What you have in your hands now is a treasure, a book you could take to a desert island knowing that every time you got to the end you could simply turn to the front cover and start it all again. It is not a collection of bus crashes, junkies, and despair. Despair is much easier to write about than self-reliance. These stories are an exercise in imagination and compassion, a trip around the world, an example of what happens when talent meets discipline and a stunning intelligence. This collection offers a look at an artist at the height of her powers. Once you have read it, I hope you will go forth and spread the news. Edith Pearlman has been a secret much too long.
ANN PATCHETT
Author of Run and Bel Canto
Nashville, July 2010
ON THE SUBWAY Sophie recited the list of stations like a poem. Then she read the names from the bottom up. Saying something backward made it easy to remember, sealed it in.
When the family got off at the Harvard Square station she frowned at a platform sign. “Outbound?” she asked her mother.

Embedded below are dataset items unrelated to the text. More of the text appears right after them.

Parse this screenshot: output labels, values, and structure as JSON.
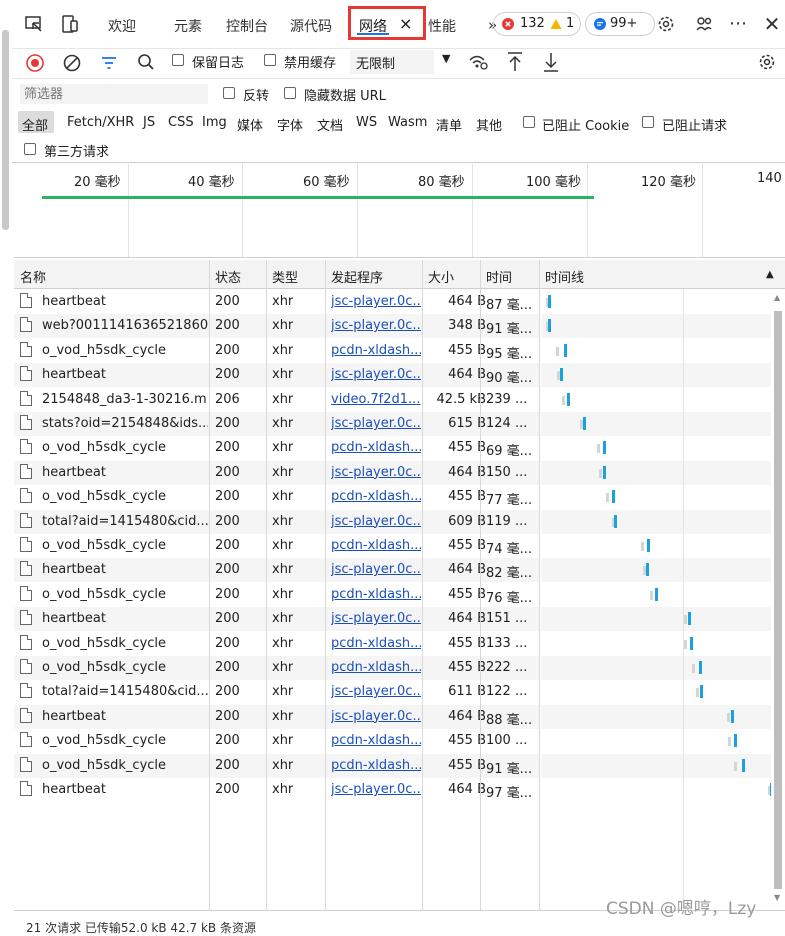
{
  "tabs": {
    "welcome": "欢迎",
    "elements": "元素",
    "console": "控制台",
    "sources": "源代码",
    "network": "网络",
    "performance_partial": "性能",
    "close": "×"
  },
  "badges": {
    "errors": "132",
    "warnings": "1",
    "issues": "99+"
  },
  "toolbar": {
    "preserve_log": "保留日志",
    "disable_cache": "禁用缓存",
    "throttling": "无限制"
  },
  "filter": {
    "placeholder": "筛选器",
    "invert": "反转",
    "hide_data_url": "隐藏数据 URL",
    "types": [
      "全部",
      "Fetch/XHR",
      "JS",
      "CSS",
      "Img",
      "媒体",
      "字体",
      "文档",
      "WS",
      "Wasm",
      "清单",
      "其他"
    ],
    "blocked_cookies": "已阻止 Cookie",
    "blocked_requests": "已阻止请求",
    "third_party": "第三方请求"
  },
  "overview": {
    "ticks": [
      "20 毫秒",
      "40 毫秒",
      "60 毫秒",
      "80 毫秒",
      "100 毫秒",
      "120 毫秒",
      "140"
    ]
  },
  "columns": {
    "name": "名称",
    "status": "状态",
    "type": "类型",
    "initiator": "发起程序",
    "size": "大小",
    "time": "时间",
    "waterfall": "时间线"
  },
  "requests": [
    {
      "name": "heartbeat",
      "status": "200",
      "type": "xhr",
      "initiator": "jsc-player.0c...",
      "size": "464 B",
      "time": "87 毫..."
    },
    {
      "name": "web?0011141636521860...",
      "status": "200",
      "type": "xhr",
      "initiator": "jsc-player.0c...",
      "size": "348 B",
      "time": "91 毫..."
    },
    {
      "name": "o_vod_h5sdk_cycle",
      "status": "200",
      "type": "xhr",
      "initiator": "pcdn-xldash...",
      "size": "455 B",
      "time": "95 毫..."
    },
    {
      "name": "heartbeat",
      "status": "200",
      "type": "xhr",
      "initiator": "jsc-player.0c...",
      "size": "464 B",
      "time": "90 毫..."
    },
    {
      "name": "2154848_da3-1-30216.m...",
      "status": "206",
      "type": "xhr",
      "initiator": "video.7f2d1...",
      "size": "42.5 kB",
      "time": "239 ..."
    },
    {
      "name": "stats?oid=2154848&ids...",
      "status": "200",
      "type": "xhr",
      "initiator": "jsc-player.0c...",
      "size": "615 B",
      "time": "124 ..."
    },
    {
      "name": "o_vod_h5sdk_cycle",
      "status": "200",
      "type": "xhr",
      "initiator": "pcdn-xldash...",
      "size": "455 B",
      "time": "69 毫..."
    },
    {
      "name": "heartbeat",
      "status": "200",
      "type": "xhr",
      "initiator": "jsc-player.0c...",
      "size": "464 B",
      "time": "150 ..."
    },
    {
      "name": "o_vod_h5sdk_cycle",
      "status": "200",
      "type": "xhr",
      "initiator": "pcdn-xldash...",
      "size": "455 B",
      "time": "77 毫..."
    },
    {
      "name": "total?aid=1415480&cid...",
      "status": "200",
      "type": "xhr",
      "initiator": "jsc-player.0c...",
      "size": "609 B",
      "time": "119 ..."
    },
    {
      "name": "o_vod_h5sdk_cycle",
      "status": "200",
      "type": "xhr",
      "initiator": "pcdn-xldash...",
      "size": "455 B",
      "time": "74 毫..."
    },
    {
      "name": "heartbeat",
      "status": "200",
      "type": "xhr",
      "initiator": "jsc-player.0c...",
      "size": "464 B",
      "time": "82 毫..."
    },
    {
      "name": "o_vod_h5sdk_cycle",
      "status": "200",
      "type": "xhr",
      "initiator": "pcdn-xldash...",
      "size": "455 B",
      "time": "76 毫..."
    },
    {
      "name": "heartbeat",
      "status": "200",
      "type": "xhr",
      "initiator": "jsc-player.0c...",
      "size": "464 B",
      "time": "151 ..."
    },
    {
      "name": "o_vod_h5sdk_cycle",
      "status": "200",
      "type": "xhr",
      "initiator": "pcdn-xldash...",
      "size": "455 B",
      "time": "133 ..."
    },
    {
      "name": "o_vod_h5sdk_cycle",
      "status": "200",
      "type": "xhr",
      "initiator": "pcdn-xldash...",
      "size": "455 B",
      "time": "222 ..."
    },
    {
      "name": "total?aid=1415480&cid...",
      "status": "200",
      "type": "xhr",
      "initiator": "jsc-player.0c...",
      "size": "611 B",
      "time": "122 ..."
    },
    {
      "name": "heartbeat",
      "status": "200",
      "type": "xhr",
      "initiator": "jsc-player.0c...",
      "size": "464 B",
      "time": "88 毫..."
    },
    {
      "name": "o_vod_h5sdk_cycle",
      "status": "200",
      "type": "xhr",
      "initiator": "pcdn-xldash...",
      "size": "455 B",
      "time": "100 ..."
    },
    {
      "name": "o_vod_h5sdk_cycle",
      "status": "200",
      "type": "xhr",
      "initiator": "pcdn-xldash...",
      "size": "455 B",
      "time": "91 毫..."
    },
    {
      "name": "heartbeat",
      "status": "200",
      "type": "xhr",
      "initiator": "jsc-player.0c...",
      "size": "464 B",
      "time": "97 毫..."
    }
  ],
  "status_bar": "21 次请求  已传输52.0 kB  42.7 kB 条资源",
  "watermark": "CSDN @嗯哼，Lzy",
  "colors": {
    "accent": "#1a73e8",
    "highlight_box": "#e53935",
    "error": "#e53935",
    "warning": "#f4b400",
    "link": "#1a4fb8",
    "overview_bar": "#28b463",
    "waterfall": "#1ba1e2"
  }
}
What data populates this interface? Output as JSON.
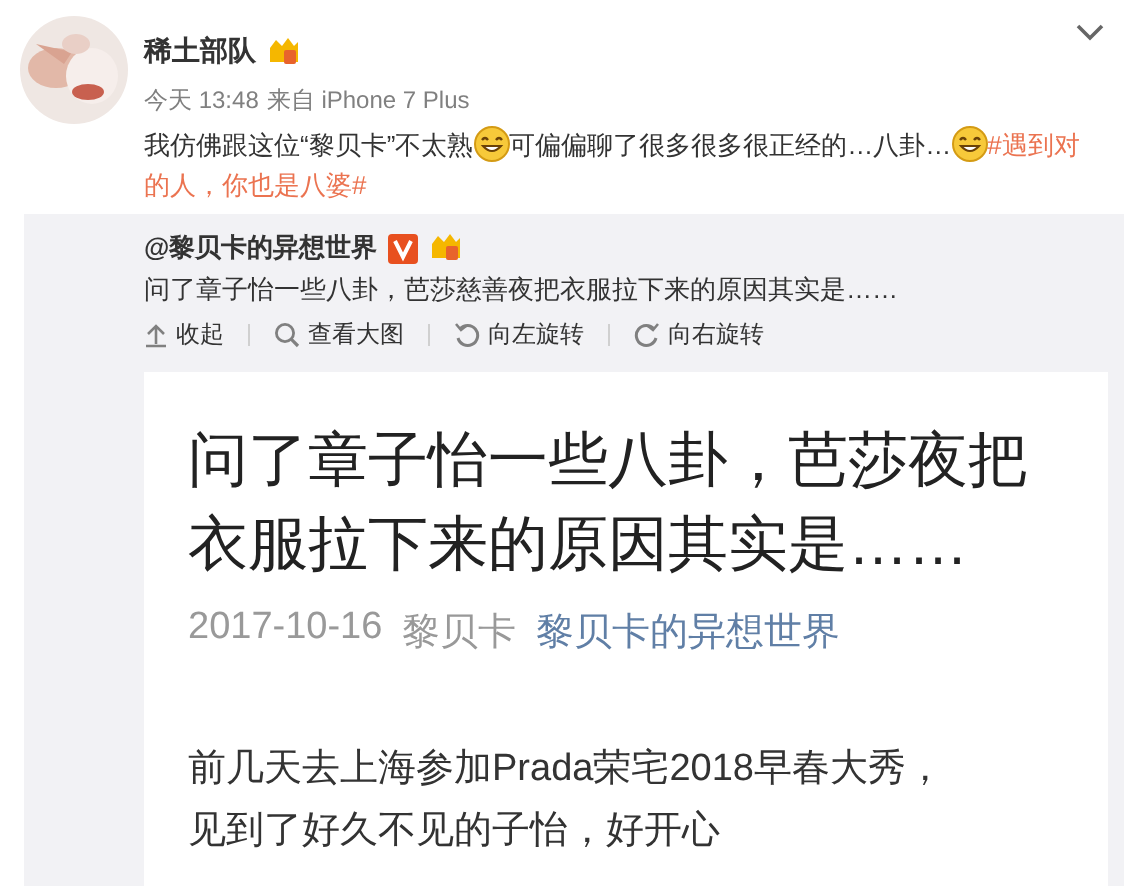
{
  "post": {
    "author": "稀土部队",
    "time": "今天 13:48",
    "source_prefix": "来自",
    "source": "iPhone 7 Plus",
    "content": [
      {
        "kind": "text",
        "text": "我仿佛跟这位“黎贝卡”不太熟"
      },
      {
        "kind": "emoji"
      },
      {
        "kind": "text",
        "text": "可偏偏聊了很多很多很正经的…八卦…"
      },
      {
        "kind": "emoji"
      },
      {
        "kind": "hashtag",
        "text": "#遇到对的人，你也是八婆#"
      }
    ]
  },
  "repost": {
    "author": "@黎贝卡的异想世界",
    "verified": true,
    "text": "问了章子怡一些八卦，芭莎慈善夜把衣服拉下来的原因其实是……",
    "actions": [
      {
        "kind": "collapse",
        "label": "收起"
      },
      {
        "kind": "zoom",
        "label": "查看大图"
      },
      {
        "kind": "rotate-left",
        "label": "向左旋转"
      },
      {
        "kind": "rotate-right",
        "label": "向右旋转"
      }
    ]
  },
  "article": {
    "title_lines": [
      "问了章子怡一些八卦，芭莎夜把",
      "衣服拉下来的原因其实是……"
    ],
    "date": "2017-10-16",
    "author": "黎贝卡",
    "account": "黎贝卡的异想世界",
    "body_lines": [
      "前几天去上海参加Prada荣宅2018早春大秀，",
      "见到了好久不见的子怡，好开心"
    ]
  }
}
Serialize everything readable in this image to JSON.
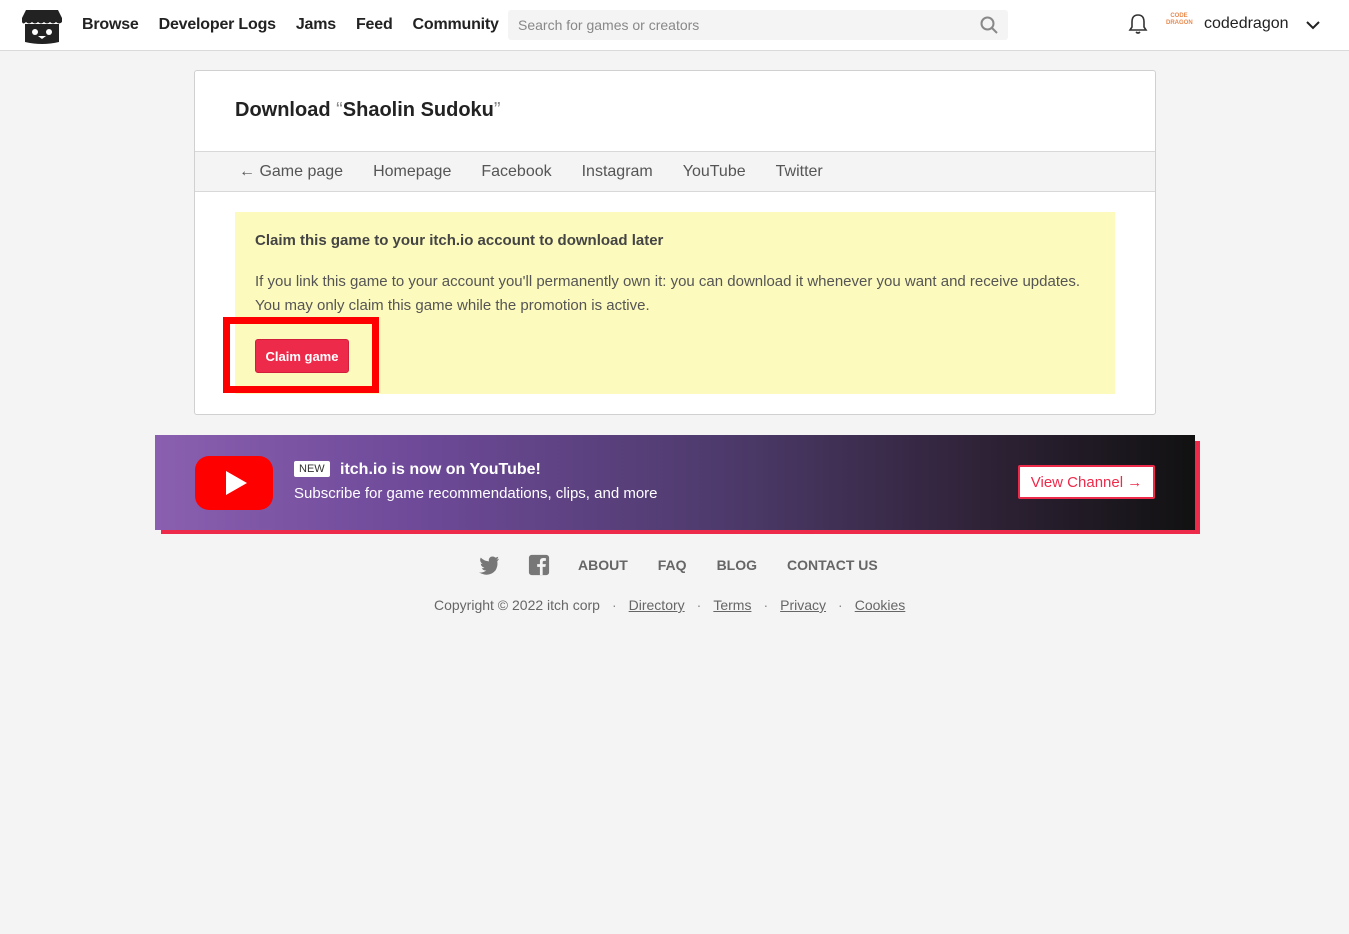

Joanna was bending over Lily’s stroller, adjusting the child’s harness. So Ken answered. “Outbound in this case means away from the center of the city,” he said. “There are two sets of tracks, coextensive.” He paused. Coextensive? Sophie had learned to read at three; her vocabulary at seven was prodigious; still … “They coextend,” he tried. “One set of tracks carries trains outbound and the other carries them …?”
“Inbound,” Sophie said. “Then when we go back to the hotel we’ll go inbound. But why aren’t the inbound tracks next to these ones? Yesterday, under the aquarium …”
Ken inhaled deeply; for a moment Sophie regretted getting him started. “This Harvard Square station used to be the terminus,” he told her, “the last stop. When the engineers enlarged the system they ran up against the sewers, so they had to separate inbound and outbound vertically.” He had invented this explanation, or maybe he’d heard it somewhere. “Inbound is one level below us.” That much he was sure of.
The family walked down a shallow ramp to the concourse. Sophie led the way. Her straight blond hair half covered the multi-colored hump of her new backpack, a birthday gift from her parents. During their early-married travels Ken and Joanna had worn explorers’ rucksacks to out-of-the-way places. After Sophie was born they traveled only to France, always with their little girl. This venture from the northern plains, across half the country, was the first family excursion since Lily’s birth two years ago. “An excursion is a loop,” Joanna had lightly explained to Sophie. “We start from home, we end up at home.”